Le deuxième axe porte sur la sécurisation physique des équipements. Il s’agit de verrouiller ses postes de travail, d’éviter de brancher des supports amovibles de source inconnue et de maintenir ses systèmes à jour avec les derniers correctifs de sécurité. Un patch de sécurité est une mise à jour logicielle visant à corriger une vulnérabilité exploitée par les attaquants. Le retard dans l’application des patches est d’ailleurs une cause majeure de compromission, comme l’a illustré la faille EternalBlue exploitée par le ransomware WannaCry en 2017, alors qu’un patch était pourtant disponible depuis deux mois.

Le troisième axe recommande d’activer l’authentification multifactorielle, ou MFA. L’ajout d’une deuxième couche de vérification, qu’il s’agisse d’un code SMS, d’une application d’authentification ou de la biométrie, rend inefficace le vol simple d’un mot de passe. L’authentification multifactorielle est une méthode exigeant au moins deux facteurs distincts comme quelque chose que vous savez comme un mot de passe, quelque chose que vous avez comme un téléphone ou une clé physique, ou quelque chose que vous êtes comme une empreinte digitale ou la reconnaissance faciale. Selon Microsoft, la MFA bloque 99,9% des attaques par compromission d’identifiants.

Bien que le volume de certaines attaques classiques (spam, vers réseau) connaisse une baisse, les cybercriminels ne reculent pas, ils affinent leurs techniques, se spécialisent dans le vol de données, et exploitent la faille humaine plutôt que technique.

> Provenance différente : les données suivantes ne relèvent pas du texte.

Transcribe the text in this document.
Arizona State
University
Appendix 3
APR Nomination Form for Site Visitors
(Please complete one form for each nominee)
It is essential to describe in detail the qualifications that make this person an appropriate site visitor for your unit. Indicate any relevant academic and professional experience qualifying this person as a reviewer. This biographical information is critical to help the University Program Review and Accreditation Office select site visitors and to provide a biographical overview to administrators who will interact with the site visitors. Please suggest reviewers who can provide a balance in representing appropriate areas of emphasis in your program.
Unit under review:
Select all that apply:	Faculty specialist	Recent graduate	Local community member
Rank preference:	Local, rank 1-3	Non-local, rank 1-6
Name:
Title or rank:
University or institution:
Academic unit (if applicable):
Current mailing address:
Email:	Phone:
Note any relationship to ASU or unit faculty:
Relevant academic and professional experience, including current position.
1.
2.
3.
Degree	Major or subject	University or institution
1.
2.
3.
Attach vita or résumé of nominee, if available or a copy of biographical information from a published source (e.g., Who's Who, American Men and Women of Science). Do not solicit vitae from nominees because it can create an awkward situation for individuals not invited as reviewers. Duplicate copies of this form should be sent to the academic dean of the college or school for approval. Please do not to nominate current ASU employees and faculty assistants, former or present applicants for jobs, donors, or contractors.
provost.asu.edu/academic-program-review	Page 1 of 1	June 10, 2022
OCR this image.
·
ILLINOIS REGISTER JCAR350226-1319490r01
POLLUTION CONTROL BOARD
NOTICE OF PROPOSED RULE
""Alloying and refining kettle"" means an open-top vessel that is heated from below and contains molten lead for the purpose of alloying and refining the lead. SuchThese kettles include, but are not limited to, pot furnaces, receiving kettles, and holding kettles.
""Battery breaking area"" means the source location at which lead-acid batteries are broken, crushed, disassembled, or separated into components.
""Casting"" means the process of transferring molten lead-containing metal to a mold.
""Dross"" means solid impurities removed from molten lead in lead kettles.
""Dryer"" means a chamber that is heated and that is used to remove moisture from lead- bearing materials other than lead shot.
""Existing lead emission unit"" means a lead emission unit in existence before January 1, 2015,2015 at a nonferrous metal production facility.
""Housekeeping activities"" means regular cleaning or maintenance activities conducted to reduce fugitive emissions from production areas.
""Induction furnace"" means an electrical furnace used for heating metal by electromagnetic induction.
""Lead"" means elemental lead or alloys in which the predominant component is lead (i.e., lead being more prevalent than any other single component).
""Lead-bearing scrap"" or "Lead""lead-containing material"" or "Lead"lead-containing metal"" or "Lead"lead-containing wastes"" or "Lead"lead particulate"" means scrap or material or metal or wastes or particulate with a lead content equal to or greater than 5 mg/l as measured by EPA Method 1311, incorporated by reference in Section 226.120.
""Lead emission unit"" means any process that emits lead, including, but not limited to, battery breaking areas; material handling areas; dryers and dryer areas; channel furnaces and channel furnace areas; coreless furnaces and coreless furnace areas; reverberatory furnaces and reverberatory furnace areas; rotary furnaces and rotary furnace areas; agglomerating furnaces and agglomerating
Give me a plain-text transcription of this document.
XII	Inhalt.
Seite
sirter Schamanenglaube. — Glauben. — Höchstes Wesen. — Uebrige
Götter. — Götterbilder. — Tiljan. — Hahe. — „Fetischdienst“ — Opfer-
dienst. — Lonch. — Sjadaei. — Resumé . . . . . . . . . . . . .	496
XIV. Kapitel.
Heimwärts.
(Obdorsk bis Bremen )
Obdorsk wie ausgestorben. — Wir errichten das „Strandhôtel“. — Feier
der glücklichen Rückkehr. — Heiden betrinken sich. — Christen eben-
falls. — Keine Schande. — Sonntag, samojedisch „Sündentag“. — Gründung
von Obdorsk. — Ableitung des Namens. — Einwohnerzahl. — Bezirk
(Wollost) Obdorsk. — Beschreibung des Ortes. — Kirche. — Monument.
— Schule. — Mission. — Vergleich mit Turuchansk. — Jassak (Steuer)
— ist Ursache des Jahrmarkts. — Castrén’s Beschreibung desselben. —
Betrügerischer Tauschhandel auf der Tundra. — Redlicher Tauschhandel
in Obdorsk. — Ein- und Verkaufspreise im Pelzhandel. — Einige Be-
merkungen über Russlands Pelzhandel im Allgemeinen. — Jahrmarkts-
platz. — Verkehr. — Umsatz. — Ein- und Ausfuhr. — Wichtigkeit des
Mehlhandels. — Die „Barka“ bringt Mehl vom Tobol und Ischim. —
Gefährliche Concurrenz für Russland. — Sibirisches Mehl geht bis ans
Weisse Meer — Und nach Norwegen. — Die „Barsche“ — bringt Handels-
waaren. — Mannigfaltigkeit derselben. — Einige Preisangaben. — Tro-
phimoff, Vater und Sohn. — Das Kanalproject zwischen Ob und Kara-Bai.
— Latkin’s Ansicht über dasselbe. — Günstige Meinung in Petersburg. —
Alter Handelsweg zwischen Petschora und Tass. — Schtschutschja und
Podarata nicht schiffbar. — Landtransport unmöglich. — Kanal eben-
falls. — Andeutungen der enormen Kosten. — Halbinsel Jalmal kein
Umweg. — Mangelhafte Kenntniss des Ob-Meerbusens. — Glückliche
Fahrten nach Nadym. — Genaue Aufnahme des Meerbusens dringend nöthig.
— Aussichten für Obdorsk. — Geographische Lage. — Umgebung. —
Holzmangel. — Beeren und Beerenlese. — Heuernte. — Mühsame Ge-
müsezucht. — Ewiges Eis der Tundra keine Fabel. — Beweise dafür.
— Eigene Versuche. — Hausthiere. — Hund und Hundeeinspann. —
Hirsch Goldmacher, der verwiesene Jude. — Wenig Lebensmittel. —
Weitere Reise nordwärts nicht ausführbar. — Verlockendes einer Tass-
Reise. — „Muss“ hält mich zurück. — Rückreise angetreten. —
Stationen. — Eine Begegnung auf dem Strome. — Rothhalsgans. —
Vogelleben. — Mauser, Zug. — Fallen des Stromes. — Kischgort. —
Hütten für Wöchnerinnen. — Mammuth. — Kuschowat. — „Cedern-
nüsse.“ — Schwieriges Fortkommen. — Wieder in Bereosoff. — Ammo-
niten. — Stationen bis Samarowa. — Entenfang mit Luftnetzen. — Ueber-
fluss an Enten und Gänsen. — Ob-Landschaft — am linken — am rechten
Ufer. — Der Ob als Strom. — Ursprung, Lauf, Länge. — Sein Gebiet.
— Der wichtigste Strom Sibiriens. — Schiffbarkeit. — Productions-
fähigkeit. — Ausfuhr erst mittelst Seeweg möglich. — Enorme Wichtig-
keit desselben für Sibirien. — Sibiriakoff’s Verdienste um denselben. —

En Algérie, la cybersécurité dépasse désormais le cadre strictement technologique pour devenir un enjeu de comportement humain et de résilience numérique. La résilience numérique désigne la capacité d’un individu, d’une organisation ou d’une société à anticiper, résister, s’adapter et se récupérer face aux perturbations cybernétiques. Sans une transformation culturelle profonde comme l’éducation dès l’école, la sensibilisation des entreprises ou la régulation renforcée, les chiffres alarmants de 2025 risquent de n’être qu’un prélude.

Source : Rapport Kaspersky Security Network (KSN) — données 2025

Incident de cybersécurité : Tout événement compromettant la confidentialité, l’intégrité ou la disponibilité d’un système d’information. Cela inclut les infections par malware, les tentatives d’intrusion, les fuites de données ou les attaques par déni de service (DDoS).

Malware par support amovible : Lorsqu’une clé USB infectée est branchée sur un ordinateur, le malware peut s’exécuter automatiquement (via le fichier autorun.inf) ou inciter l’utilisateur à ouvrir un fichier apparemment inoffensif. Le ver Stuxnet, célèbre pour avoir ciblé le programme nucléaire iranien en 2010, s’est notamment propagé par ce biais.

Password stealer : Type de malware spécialisé dans l’extraction et l’exfiltration des identifiants de connexion stockés dans les navigateurs, les clients de messagerie, les logiciels FTP, ou même les portefeuilles de cryptomonnaies. Exemples connus : RedLine Stealer, Raccoon Stealer, Lumma.